Each store will feature exclusive lines of Statz’s ceramics, a chance to win a prized item, and donation bins collecting food items. Event goers can experience three distinctive environments showcasing Statz’s work, and multiple opportunities to support the Campbell River Food Bank.
Show, sale and Food Bank fundraiser will run from Saturday, Dec. 12 to Saturday, Dec. 19 at the three stores. Meet the artist on Saturday, Dec. 12 from 4-7 p.m. at Impressions Art Gallery & Framing.
Statz was born and raised in Campbell River, and has had a long, direct connection with the sea and with nature. Her recent work focuses on botanical textures and impressions. Statz works intuitively, finding the shape within each piece of clay, creating the graceful lines and feminine shapes she is known for.
“When I get my hands into the clay, all is right in my world. Clay is truly a magical material and I have not begun to exhaust the possibilities,” Statz says.

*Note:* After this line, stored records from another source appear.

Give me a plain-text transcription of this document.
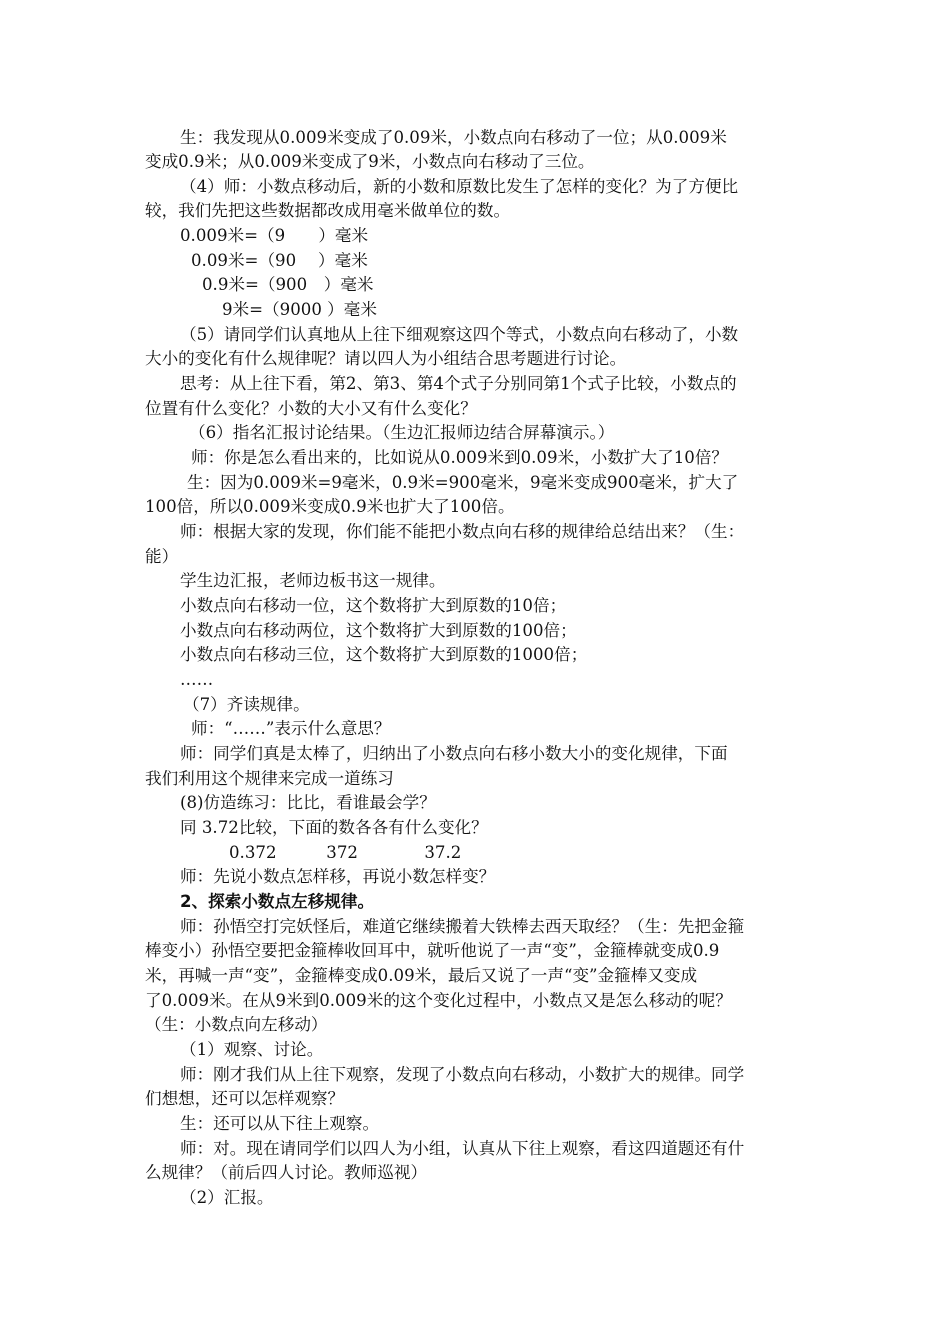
生：我发现从0.009米变成了0.09米，小数点向右移动了一位；从0.009米
变成0.9米；从0.009米变成了9米，小数点向右移动了三位。
（4）师：小数点移动后，新的小数和原数比发生了怎样的变化？为了方便比
较，我们先把这些数据都改成用毫米做单位的数。
0.009米=（9　　）毫米
0.09米=（90　 ）毫米
0.9米=（900　）毫米
9米=（9000 ）毫米
（5）请同学们认真地从上往下细观察这四个等式，小数点向右移动了，小数
大小的变化有什么规律呢？请以四人为小组结合思考题进行讨论。
思考：从上往下看，第2、第3、第4个式子分别同第1个式子比较，小数点的
位置有什么变化？小数的大小又有什么变化？
（6）指名汇报讨论结果。（生边汇报师边结合屏幕演示。）
师：你是怎么看出来的，比如说从0.009米到0.09米，小数扩大了10倍？
生：因为0.009米=9毫米，0.9米=900毫米，9毫米变成900毫米，扩大了
100倍，所以0.009米变成0.9米也扩大了100倍。
师：根据大家的发现，你们能不能把小数点向右移的规律给总结出来？（生：
能）
学生边汇报，老师边板书这一规律。
小数点向右移动一位，这个数将扩大到原数的10倍；
小数点向右移动两位，这个数将扩大到原数的100倍；
小数点向右移动三位，这个数将扩大到原数的1000倍；
……
（7）齐读规律。
师：“……”表示什么意思？
师：同学们真是太棒了，归纳出了小数点向右移小数大小的变化规律，下面
我们利用这个规律来完成一道练习
(8)仿造练习：比比，看谁最会学？
同 3.72比较，下面的数各各有什么变化？
0.372　　　372　　　　37.2
师：先说小数点怎样移，再说小数怎样变？
2、探索小数点左移规律。
师：孙悟空打完妖怪后，难道它继续搬着大铁棒去西天取经？（生：先把金箍
棒变小）孙悟空要把金箍棒收回耳中，就听他说了一声“变”，金箍棒就变成0.9
米，再喊一声“变”，金箍棒变成0.09米，最后又说了一声“变”金箍棒又变成
了0.009米。在从9米到0.009米的这个变化过程中，小数点又是怎么移动的呢？
（生：小数点向左移动）
（1）观察、讨论。
师：刚才我们从上往下观察，发现了小数点向右移动，小数扩大的规律。同学
们想想，还可以怎样观察？
生：还可以从下往上观察。
师：对。现在请同学们以四人为小组，认真从下往上观察，看这四道题还有什
么规律？（前后四人讨论。教师巡视）
（2）汇报。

Statz’s work is sold in B.C. and Alberta, and has found homes around the world.
Statz is the daughter of a commercial fisherman and has a long and direct connection with the sea and with nature.
While pursuing a Fine Art Diploma at Malaspina College (now VIU) in Nanaimo, Statz had a serendipitous meeting with clay and became instantly addicted. She was often the first to arrive at the ceramics studio in the morning, and the last to leave at night.
Statz continued her art education and work in Raku at North Island College. For years she balanced a working life and caring for family together with her pottery career.
In 2006 she made the decision to work full time in the studio, and has never looked back.
Pottery has been a passion of Statz’s for 30 years.
Early in Statz’s career, her love of texture led her to a fascination with crocodiles and alligators, and for a time she as known as the “Alligator Lady.” At one point, the urge struck to create a full sized crocodile. Kitchen chairs and table were cleared out to make room for a bench and large bucket of clay.
The result was a very convincing seven foot long “croco-gator” that sadly did not survive the firing process. With several changes in technique, two large scale creatures now keep her company in the garden.
“The magic of Raku, for me at least, lies in the unknown, and the spontaneous,” Statz says.